John Cho later elaborated on his feelings about making Sulu gay in an interview with The A.V. Club:
AVC: Could you walk people through how Simon [Pegg], Doug [Jung], and Justin [Lin] first told you that Sulu would have a husband? What was your reaction? How did you first learn it?
JC: I learned it first from Justin. Simon had pitched it. I heard from Justin early on in preproduction. I was concerned for a few reasons. I was concerned that George wouldn’t like it, and it turned out to be true. But I was actually concerned that he wouldn’t like it for a different reason. I thought that George would object because he’s a gay actor who was playing straight. I know that was difficult, that he couldn’t come out and that he had crafted a straight character. Then, now, because he’s an activist and he’s out of the closet—clearly, this is an homage a little bit to him—[I worried] he would object to us taking that from his life and say, “Hey, I was a gay actor who created a straight character, and now you’re making him gay because I’ve come out of the closet?,” that we were just seeing him for his sexual orientation. So I thought that would be where he would object. It turns out not to be his objection. But that’s what I was worried about.

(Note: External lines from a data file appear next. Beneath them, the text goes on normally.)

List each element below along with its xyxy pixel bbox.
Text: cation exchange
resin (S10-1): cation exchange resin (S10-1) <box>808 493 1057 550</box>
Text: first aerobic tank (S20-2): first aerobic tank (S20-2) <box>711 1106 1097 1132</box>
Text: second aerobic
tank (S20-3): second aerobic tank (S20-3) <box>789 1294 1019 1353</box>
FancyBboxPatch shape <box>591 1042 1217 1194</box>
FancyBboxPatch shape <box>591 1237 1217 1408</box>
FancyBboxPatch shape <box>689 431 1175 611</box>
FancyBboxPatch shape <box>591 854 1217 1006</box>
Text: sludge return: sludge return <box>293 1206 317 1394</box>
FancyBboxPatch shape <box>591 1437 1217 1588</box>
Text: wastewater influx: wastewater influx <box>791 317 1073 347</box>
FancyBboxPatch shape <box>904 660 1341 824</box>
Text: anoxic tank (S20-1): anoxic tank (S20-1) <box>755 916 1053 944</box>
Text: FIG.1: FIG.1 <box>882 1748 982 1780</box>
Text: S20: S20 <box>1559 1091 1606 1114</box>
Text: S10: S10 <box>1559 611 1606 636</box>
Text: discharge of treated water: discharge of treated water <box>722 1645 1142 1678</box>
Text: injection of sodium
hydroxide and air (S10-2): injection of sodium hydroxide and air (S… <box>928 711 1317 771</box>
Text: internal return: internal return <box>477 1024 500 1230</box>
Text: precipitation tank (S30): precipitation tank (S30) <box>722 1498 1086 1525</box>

And secondly, I was concerned that Asians and Asian Americans might see it as a sort of continuing feminization of Asian men. Asian American men, Asian men have been basically eunuchs in American cinema and television, and I thought maybe it would be seen as a continuation of that.
Thirdly, I was concerned that because this is the same genetic Sulu—although we’re in an alternate timeline—that we would be inadvertently implying that sexual orientation was a choice. So those were my areas of concern. Having said that, I was convinced that the message was pure and that it was coming from a really good place, and I thought that it was handled correctly. People would buy it. And I think we have handled it correctly, and I think people are not worrying about the issues that I was worried about.
AVC: Do you still maintain those concerns a little bit?JC: Yes, I do. They’re not gone. But, on the other hand, I think, narratively, it’s really good. We’re executing Roddenberry’s intent, I think: infinite diversity in infinite combinations. It’s very much a part of the ethos of Star Trek. I have to say, all things considered, it’s working great, and I’m proud of it. George was very important to me as a kid. Seeing his face on TV as an Asian American kid in Houston, Texas, in the early ’80s, was very impactful for me. Aside from it just being a great narrative device—which it is because it personalizes the stakes when Yorktown [a Starfleet base] is threatened by Krall, our villain—the best thing I can hope for is that it encourages some gay or lesbian viewer, who is young and doesn’t feel like he or she sees enough of themselves on the screen. So if there’s somebody out there who digs it and feels less afraid, then right on.
In an interview with Vulture, Cho also revealed that he and Doug Jung, who played Sulu's husband in addition to being the film's screenwriter, filmed a "welcome home kiss" between the two men, but it was cut from the final version of the film.